C’è il pericolo di un annacquamento del principio della libera circolazione nello spazio europeo, di un inasprimento delle politiche restrittive che già sono in atto in Europa da più di un decennio. Molto dipenderà da quanto duramente saranno colpite le regioni dalle quali provengono i flussi migratori, da quando ci si potrà avvalere di farmaci e vaccini su larga scala. Se la pandemia verrà rapidamente circoscritta e depotenziata può darsi che gli effetti negativi per la mobilità rimangano transitori. Tuttavia le misure del distanziamento, del confinamento, del blocco della mobilità, della chiusura delle frontiere (magari anche di quelle tra regioni!), condite con gli inevitabili meccanismi di controllo nella fase acuta, piacciono a chi ha una concezione autoritaria dello Stato, e ha opinioni ostili all’immigrazione. Sono carte che possono essere giocate, appunto, da sovranisti, nativisti, isolazionisti di varie scuole e confessioni.

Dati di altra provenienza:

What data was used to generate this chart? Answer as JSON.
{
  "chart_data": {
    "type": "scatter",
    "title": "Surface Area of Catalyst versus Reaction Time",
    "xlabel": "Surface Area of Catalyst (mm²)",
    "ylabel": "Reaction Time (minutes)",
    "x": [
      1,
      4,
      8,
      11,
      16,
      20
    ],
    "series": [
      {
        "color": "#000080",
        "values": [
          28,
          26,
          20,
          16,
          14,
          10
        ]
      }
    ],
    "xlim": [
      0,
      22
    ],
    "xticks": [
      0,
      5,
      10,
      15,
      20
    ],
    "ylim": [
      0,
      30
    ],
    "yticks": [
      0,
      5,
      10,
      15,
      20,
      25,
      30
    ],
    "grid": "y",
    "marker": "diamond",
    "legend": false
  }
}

L’epidemia ha messo allo scoperto fragilità e inadeguatezze dei sistemi sanitari nel mondo ricco in generale. Non dimentichiamo però che proprio a questi sistemi sanitari dobbiamo i grandi progressi della sopravvivenza degli ultimi decenni. È mancato un coordinamento. Ogni paese ha elaborato le proprie strategie di difesa, senza un disegno globale. In Europa esiste un’agenzia della Ue (Ecdc, Centro europeo di prevenzione e controllo delle malattie) che avrebbe il compito di sentinella rispetto alle nuove patologie e alle epidemie, che però ha funzioni essenzialmente informative e di raccordo e non ha capacità operative. Il Sistema sanitario nazionale, che è nostro vanto, ha sofferto per i divergenti criteri con cui si sono mosse le regioni. A queste debolezze occorrerà porre rimedio.

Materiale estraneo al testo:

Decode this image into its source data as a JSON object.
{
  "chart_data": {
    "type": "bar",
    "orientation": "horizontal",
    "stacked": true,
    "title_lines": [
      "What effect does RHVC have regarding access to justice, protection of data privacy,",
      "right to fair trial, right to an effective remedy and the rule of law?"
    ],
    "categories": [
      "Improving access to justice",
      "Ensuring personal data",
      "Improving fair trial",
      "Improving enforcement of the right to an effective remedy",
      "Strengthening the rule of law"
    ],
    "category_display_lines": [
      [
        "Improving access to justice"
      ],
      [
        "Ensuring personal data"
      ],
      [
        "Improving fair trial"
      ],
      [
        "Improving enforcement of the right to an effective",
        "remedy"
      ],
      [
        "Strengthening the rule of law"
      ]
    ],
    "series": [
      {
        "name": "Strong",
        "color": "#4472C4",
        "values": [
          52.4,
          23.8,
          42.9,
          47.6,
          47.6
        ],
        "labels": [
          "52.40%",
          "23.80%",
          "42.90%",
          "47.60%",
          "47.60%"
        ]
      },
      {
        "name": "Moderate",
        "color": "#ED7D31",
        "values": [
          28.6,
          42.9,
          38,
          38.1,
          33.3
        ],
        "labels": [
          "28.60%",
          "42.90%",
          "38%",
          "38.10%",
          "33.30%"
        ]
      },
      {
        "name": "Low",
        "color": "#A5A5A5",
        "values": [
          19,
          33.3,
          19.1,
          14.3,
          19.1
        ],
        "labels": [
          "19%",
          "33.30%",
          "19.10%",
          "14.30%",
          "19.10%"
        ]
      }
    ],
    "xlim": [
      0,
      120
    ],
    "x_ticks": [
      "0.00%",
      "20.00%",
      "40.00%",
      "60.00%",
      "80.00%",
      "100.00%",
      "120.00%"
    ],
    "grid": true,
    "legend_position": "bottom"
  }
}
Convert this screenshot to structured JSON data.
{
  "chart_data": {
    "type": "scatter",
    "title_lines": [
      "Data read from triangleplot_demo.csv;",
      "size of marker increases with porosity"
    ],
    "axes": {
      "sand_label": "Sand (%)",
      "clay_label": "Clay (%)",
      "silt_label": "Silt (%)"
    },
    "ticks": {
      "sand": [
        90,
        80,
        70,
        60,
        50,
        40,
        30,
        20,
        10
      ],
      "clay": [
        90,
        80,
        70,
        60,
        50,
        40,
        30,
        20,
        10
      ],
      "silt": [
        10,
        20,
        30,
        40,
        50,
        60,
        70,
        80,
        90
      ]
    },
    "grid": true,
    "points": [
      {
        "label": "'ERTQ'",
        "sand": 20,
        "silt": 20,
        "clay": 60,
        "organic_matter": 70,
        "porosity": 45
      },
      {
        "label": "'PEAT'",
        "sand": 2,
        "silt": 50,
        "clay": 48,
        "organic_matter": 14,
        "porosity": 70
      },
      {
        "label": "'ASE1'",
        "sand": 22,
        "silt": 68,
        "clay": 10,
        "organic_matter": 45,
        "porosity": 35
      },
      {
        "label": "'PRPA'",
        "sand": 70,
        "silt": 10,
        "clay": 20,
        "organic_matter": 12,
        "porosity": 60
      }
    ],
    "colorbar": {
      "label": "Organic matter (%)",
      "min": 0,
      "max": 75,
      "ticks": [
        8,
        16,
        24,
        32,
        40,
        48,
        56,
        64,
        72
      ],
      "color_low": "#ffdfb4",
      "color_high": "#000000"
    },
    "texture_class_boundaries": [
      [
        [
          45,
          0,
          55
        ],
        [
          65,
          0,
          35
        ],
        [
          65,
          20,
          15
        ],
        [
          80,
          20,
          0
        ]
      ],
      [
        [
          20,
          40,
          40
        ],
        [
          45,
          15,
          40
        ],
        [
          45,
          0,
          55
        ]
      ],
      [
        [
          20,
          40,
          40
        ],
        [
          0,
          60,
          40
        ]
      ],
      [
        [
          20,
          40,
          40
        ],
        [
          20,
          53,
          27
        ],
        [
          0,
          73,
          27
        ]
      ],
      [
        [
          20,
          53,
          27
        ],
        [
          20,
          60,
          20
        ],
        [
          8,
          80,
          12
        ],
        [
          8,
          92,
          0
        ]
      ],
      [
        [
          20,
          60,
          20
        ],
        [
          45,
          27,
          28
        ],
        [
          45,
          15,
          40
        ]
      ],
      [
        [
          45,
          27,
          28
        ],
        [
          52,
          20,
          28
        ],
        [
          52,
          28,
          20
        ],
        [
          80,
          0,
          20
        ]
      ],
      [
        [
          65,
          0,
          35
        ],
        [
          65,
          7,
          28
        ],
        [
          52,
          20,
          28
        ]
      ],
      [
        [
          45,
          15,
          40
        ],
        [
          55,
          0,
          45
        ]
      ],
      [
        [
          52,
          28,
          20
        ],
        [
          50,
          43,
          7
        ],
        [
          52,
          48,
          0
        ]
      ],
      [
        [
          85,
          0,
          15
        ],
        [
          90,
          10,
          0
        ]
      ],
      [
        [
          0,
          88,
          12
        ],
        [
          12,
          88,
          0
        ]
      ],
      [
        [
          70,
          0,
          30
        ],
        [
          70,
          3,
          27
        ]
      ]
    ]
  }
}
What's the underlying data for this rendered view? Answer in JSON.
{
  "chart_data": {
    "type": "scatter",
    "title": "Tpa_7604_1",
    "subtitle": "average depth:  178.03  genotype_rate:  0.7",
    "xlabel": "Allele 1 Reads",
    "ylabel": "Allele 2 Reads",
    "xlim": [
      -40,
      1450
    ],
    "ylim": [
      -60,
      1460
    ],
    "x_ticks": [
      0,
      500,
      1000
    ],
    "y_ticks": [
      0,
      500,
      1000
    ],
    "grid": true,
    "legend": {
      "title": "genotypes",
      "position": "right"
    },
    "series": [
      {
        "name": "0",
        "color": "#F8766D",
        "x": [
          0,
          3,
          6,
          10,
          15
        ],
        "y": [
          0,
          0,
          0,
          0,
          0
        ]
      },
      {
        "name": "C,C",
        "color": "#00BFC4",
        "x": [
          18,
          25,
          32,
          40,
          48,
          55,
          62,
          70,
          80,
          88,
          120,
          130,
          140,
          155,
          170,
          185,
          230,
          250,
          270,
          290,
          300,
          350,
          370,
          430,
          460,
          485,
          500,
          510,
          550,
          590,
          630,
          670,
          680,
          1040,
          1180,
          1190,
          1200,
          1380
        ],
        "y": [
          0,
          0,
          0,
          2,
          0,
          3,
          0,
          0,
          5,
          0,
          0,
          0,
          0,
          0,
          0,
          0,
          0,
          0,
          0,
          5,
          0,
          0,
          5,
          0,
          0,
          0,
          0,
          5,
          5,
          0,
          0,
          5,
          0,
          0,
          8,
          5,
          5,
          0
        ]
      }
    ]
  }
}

Il Covid-19 può colpire tutti, ma le faglie sociali rischiano di allargarsi. Sbarrare le frontiere non è una risposta anacronistica oltre che eticamente immorale?

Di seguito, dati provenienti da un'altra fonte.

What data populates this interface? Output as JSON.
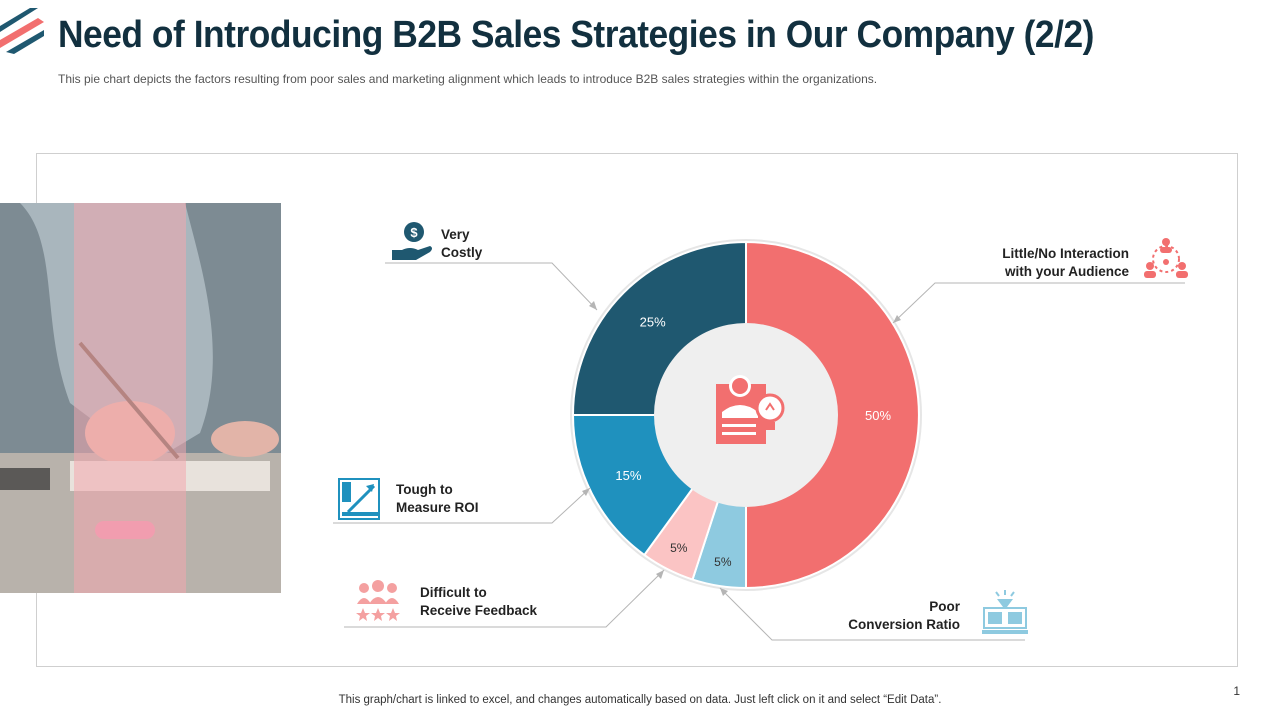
{
  "header": {
    "title": "Need of Introducing B2B Sales Strategies in Our Company (2/2)",
    "subtitle": "This pie chart depicts the factors resulting from  poor sales and marketing alignment which leads to introduce B2B sales strategies within the organizations."
  },
  "footer": {
    "note": "This graph/chart is linked to excel,  and changes automatically based on data. Just left click on it and select “Edit Data”.",
    "page_number": "1"
  },
  "callouts": {
    "very_costly": [
      "Very",
      "Costly"
    ],
    "little_interaction": [
      "Little/No Interaction",
      "with your Audience"
    ],
    "tough_roi": [
      "Tough to",
      "Measure ROI"
    ],
    "difficult_feedback": [
      "Difficult to",
      "Receive Feedback"
    ],
    "poor_conversion": [
      "Poor",
      "Conversion Ratio"
    ]
  },
  "icons": {
    "very_costly": "money-hand-icon",
    "little_interaction": "network-people-icon",
    "tough_roi": "growth-chart-icon",
    "difficult_feedback": "rating-people-icon",
    "poor_conversion": "conversion-screen-icon",
    "center": "businessman-idea-icon"
  },
  "colors": {
    "dark_teal": "#1f5870",
    "coral": "#f26f6f",
    "blue": "#1f91be",
    "light_pink": "#fbc4c4",
    "light_blue": "#8ecae0",
    "title": "#12303f"
  },
  "chart_data": {
    "type": "pie",
    "variant": "donut",
    "slices": [
      {
        "label": "50%",
        "value": 50,
        "category": "Little/No Interaction with your Audience",
        "color": "#f26f6f"
      },
      {
        "label": "5%",
        "value": 5,
        "category": "Poor Conversion Ratio",
        "color": "#8ecae0"
      },
      {
        "label": "5%",
        "value": 5,
        "category": "Difficult to Receive Feedback",
        "color": "#fbc4c4"
      },
      {
        "label": "15%",
        "value": 15,
        "category": "Tough to Measure ROI",
        "color": "#1f91be"
      },
      {
        "label": "25%",
        "value": 25,
        "category": "Very Costly",
        "color": "#1f5870"
      }
    ]
  }
}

Il grande storico francese Le Roy Ladurie, mezzo secolo fa, parlò della unification microbienne du monde come di una prima forma di globalizzazione, avvenuta nel tardo Medioevo, e dovuta a microbi e virus. C’è la tentazione di attribuire il sorgere e il diffondersi del coronavirus alla insostenibilità dello sviluppo e della globalizzazione, e di utilizzare la pandemia come prova dei danni che questi arrecano alla nostra specie. Come al solito si dimentica l’altra metà della storia: la pandemia attuale avrà fatto, a conti fatti, un numero di vittime pari a una frazione (un ventesimo?) di quelle fatte dalla Spagnola di cent’anni fa (che ebbe caratteristiche simili). E questo si deve al grande progresso della medicina, della farmacologia, dei sistemi sanitari, delle conoscenze che si sono accumulate grazie anche alla globalizzazione. E se si troveranno farmaci efficienti e vaccini per il coronavirus, questo avverrà grazie alla collaborazione internazionale e, udite! udite!, anche alla globalizzazione! Quanto alle faglie sociali che rischiano di allargarsi, questo avviene sempre, quando l’umanità è traumatizzata da eventi come guerre, inondazioni, terremoti, carestie, epidemie: sono le fasce sociali più deboli che pagano il prezzo più alto. Oggi però esistono le risorse, se la politica vuole, per attenuarne gli effetti negativi.